Per De Ferrari, dietro la trasformazione in parco nazionale, si nascondono le vere intenzioni del Pd e del governo di cui è azionista di maggioranza, che con la legge “Sfascia-parchi” aprirebbe di fatto la strada a vertici dell’ente nominati dai partiti, selezionabili anche senza competenze, alla caccia in deroga, alle attività estrattive, a possibili urbanizzazioni.
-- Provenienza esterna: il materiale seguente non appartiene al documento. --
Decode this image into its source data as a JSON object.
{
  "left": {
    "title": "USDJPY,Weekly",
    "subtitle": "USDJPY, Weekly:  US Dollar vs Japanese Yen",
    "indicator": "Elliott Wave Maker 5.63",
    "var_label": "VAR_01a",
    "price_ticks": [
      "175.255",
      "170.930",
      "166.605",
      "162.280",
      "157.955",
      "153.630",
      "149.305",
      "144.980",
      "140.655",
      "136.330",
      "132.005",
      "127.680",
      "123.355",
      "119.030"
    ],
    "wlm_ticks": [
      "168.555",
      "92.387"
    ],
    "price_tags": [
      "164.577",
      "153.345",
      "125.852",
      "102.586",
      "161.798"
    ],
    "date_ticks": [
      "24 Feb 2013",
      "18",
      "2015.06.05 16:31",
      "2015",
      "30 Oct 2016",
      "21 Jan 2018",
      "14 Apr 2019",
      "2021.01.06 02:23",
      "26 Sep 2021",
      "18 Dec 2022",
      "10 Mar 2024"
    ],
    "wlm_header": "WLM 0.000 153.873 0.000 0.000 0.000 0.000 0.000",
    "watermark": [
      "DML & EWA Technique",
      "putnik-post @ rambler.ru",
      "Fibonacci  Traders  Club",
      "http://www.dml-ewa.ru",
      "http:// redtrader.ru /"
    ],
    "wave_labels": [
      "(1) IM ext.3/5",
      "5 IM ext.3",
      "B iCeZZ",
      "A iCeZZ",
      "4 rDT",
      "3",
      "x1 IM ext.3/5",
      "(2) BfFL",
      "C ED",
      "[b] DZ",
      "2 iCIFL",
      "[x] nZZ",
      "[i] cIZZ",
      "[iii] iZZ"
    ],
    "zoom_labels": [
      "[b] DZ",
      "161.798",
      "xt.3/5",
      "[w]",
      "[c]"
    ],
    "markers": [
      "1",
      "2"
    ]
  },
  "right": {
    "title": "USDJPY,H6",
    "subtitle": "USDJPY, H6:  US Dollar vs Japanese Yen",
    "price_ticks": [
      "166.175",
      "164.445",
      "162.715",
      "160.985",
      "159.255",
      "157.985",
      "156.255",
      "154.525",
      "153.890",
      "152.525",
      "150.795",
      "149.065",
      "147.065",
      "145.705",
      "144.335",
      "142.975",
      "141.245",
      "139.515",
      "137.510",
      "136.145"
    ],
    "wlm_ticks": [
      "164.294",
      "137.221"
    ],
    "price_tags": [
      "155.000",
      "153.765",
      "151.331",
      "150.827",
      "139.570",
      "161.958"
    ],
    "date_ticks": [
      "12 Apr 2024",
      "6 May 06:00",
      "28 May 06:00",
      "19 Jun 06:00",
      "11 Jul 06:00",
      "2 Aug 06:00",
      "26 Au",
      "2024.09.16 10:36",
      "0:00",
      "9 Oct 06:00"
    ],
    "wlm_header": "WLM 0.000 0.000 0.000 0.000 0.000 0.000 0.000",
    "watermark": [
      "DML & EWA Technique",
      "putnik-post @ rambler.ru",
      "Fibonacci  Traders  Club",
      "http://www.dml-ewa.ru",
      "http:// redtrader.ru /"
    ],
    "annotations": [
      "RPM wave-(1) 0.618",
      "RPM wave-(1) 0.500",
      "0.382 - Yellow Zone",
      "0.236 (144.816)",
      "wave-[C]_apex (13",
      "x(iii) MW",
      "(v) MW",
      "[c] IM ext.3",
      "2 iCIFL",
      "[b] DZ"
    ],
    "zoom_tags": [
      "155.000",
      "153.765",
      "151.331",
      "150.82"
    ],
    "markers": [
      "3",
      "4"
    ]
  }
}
«In Commissione Ambiente e Territorio – dice – abbiamo avuto la conferma che, dietro all’Ordine del giorno Pd, si nasconde soltanto una fulminea accelerata a questo processo». Anche Italia Nostra e Wwf hanno fatto notare che, come riportato nelle modifiche all’articolo 34 della legge 394/9, questo passaggio di competenze include una drastica riduzione del 40% dei già esigui fondi a disposizione (si passerebbe da 1,65 milioni di euro attuali a 1 milione di euro); ‎un preoccupante effetto domino sugli altri parchi nazionali, tra cui le Cinque Terre, che vedrebbero ridursi il budget a disposizione, restando invariata la somma totale a livello nazionale da distribuire. Si temono anche possibili nuove perimetrazioni, addirittura più limitate.